Kate Moss, this time with a Maison Margiela garment, demonstrates the duality of designer garments by wearing the knit dress as if it were a skirt.

Hermès AW 1999

Hermès AW 1999

A Margiela garment for Hermès always means the meeting of two universes: the rebelliousness of the designer with the absolute elegance of the French brand. Jean-Louis Duman allowed Margiela to design up to 12 collections of Hermès, from 1997 to 2003, in which he was in charge of destroying the classics of the luxury firm innovating in all areas (cuts, techniques and materials).

CÉLINE FW 1999 - Gisele Bundchen By Patrick Demarchelier

CÉLINE FW 1999 – Gisele Bundchen By Patrick Demarchelier

Gisele Bündchen brought during this campaign two trends of this year without knowing it. One of them is the small monogrammed shoulder bags. Another trend is the sleeves with the name of the brand, lately we have seen in tracksuits Gucci and Givenchy.

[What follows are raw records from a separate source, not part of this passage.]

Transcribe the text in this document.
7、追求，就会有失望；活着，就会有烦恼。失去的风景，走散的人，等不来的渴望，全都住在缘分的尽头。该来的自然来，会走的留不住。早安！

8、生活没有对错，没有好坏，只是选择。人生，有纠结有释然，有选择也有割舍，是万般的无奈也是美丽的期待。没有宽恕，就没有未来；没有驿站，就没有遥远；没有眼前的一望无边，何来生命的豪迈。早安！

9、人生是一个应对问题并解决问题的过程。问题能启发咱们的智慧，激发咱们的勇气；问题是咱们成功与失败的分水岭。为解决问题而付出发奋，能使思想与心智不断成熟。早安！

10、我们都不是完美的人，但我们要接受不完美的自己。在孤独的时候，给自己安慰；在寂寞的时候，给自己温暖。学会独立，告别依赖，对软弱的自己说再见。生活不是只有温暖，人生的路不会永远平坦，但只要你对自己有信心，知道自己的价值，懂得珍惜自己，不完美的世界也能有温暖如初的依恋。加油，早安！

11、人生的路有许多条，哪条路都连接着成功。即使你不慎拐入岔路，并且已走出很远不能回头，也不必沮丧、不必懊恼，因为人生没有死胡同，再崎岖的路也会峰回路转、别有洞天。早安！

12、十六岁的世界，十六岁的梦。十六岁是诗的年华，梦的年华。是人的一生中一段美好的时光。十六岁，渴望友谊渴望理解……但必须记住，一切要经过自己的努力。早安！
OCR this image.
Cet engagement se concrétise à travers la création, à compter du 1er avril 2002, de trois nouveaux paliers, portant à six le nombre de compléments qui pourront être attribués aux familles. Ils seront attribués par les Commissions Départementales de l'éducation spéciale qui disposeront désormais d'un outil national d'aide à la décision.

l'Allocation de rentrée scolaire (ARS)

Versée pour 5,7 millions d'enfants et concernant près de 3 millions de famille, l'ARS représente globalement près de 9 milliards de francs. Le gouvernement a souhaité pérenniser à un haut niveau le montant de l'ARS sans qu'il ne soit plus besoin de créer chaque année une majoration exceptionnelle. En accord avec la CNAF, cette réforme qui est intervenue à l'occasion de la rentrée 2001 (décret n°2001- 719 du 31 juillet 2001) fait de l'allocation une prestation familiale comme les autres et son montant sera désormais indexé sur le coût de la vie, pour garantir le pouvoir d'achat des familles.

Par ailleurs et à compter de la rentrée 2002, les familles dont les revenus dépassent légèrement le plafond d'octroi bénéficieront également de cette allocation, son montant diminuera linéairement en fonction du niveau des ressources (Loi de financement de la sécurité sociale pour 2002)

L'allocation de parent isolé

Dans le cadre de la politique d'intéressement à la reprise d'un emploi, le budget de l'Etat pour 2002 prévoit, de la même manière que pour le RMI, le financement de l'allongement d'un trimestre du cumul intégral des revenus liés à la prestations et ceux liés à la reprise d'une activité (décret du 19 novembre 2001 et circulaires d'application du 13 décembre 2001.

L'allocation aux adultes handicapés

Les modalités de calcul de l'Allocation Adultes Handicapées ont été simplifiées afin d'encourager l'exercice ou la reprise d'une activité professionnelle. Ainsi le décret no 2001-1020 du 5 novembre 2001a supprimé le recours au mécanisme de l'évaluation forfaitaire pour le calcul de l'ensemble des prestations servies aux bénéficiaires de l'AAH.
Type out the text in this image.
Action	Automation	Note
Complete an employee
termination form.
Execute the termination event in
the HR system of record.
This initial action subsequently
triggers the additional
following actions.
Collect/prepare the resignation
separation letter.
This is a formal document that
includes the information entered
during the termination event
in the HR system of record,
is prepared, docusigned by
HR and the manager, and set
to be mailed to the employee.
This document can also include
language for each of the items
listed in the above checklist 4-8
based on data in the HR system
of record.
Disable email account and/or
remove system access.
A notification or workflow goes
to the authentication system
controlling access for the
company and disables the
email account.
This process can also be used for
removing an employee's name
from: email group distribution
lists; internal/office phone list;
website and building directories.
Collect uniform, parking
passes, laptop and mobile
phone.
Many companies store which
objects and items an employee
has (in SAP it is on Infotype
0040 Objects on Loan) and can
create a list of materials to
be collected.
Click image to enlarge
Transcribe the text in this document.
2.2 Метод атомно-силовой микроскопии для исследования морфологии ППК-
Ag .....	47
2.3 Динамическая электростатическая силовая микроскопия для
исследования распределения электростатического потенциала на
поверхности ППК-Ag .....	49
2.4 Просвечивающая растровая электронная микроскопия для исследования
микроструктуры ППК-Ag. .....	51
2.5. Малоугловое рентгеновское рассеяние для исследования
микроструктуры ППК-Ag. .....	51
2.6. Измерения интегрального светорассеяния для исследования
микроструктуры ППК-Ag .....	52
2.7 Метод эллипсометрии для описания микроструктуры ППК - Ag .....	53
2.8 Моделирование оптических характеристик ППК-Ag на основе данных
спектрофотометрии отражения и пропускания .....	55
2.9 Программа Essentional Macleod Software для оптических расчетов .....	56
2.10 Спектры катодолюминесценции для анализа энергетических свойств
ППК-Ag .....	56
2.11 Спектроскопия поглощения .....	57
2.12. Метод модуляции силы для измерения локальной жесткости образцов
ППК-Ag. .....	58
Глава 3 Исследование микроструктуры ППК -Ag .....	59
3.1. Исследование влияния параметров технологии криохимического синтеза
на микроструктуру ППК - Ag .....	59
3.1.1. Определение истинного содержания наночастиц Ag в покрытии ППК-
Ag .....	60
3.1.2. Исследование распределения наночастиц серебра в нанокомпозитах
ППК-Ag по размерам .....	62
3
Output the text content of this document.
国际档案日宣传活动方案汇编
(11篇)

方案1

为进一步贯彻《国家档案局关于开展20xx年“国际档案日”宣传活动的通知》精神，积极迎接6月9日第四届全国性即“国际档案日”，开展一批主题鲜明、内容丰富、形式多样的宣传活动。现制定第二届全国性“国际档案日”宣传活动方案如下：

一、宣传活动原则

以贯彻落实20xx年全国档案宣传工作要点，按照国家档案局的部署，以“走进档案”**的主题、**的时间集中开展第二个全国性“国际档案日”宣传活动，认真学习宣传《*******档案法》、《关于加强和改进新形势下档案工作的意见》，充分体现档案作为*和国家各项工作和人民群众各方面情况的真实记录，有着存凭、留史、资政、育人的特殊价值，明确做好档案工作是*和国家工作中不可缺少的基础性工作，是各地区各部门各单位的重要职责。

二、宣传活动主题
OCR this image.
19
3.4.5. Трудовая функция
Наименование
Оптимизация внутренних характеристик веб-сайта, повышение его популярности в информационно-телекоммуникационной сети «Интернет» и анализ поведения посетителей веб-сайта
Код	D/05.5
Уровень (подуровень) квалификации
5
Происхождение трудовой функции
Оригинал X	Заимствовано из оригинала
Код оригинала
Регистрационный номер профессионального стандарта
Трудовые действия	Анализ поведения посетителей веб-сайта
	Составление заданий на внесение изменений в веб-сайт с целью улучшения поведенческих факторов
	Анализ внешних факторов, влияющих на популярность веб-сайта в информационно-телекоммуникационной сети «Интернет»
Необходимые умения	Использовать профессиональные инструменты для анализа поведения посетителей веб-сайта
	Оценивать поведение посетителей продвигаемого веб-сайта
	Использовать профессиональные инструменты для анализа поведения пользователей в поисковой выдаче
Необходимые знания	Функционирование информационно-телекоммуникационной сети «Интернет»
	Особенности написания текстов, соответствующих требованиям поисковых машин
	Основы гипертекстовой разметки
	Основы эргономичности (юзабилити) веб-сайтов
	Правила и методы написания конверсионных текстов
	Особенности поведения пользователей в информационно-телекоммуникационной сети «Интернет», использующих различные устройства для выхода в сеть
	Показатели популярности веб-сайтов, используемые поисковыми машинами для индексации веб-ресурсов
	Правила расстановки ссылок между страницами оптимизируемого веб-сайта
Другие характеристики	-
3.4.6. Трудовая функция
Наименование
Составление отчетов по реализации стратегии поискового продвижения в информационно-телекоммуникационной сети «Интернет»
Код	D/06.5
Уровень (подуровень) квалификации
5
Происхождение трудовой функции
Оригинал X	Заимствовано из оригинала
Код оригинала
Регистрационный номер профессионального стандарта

CÉLINE FW 1999 - Gisele Bundchen By Patrick Demarchelier

CÉLINE FW 1999 – Gisele Bundchen By Patrick Demarchelier

CELINE in this other campaign totally different from the previous one, shows an unusual knit garment: a long dress without sleeves but with hood.

CÉLINE Spring 1999 - Maggie Rizer By Patrick Demarchelier

CÉLINE Spring 1999 – Maggie Rizer By Patrick Demarchelier

Behind the scenes, Maison Margiela shows us that knitwear can be worn with almost everything, even with leather, both in skirts and gloves.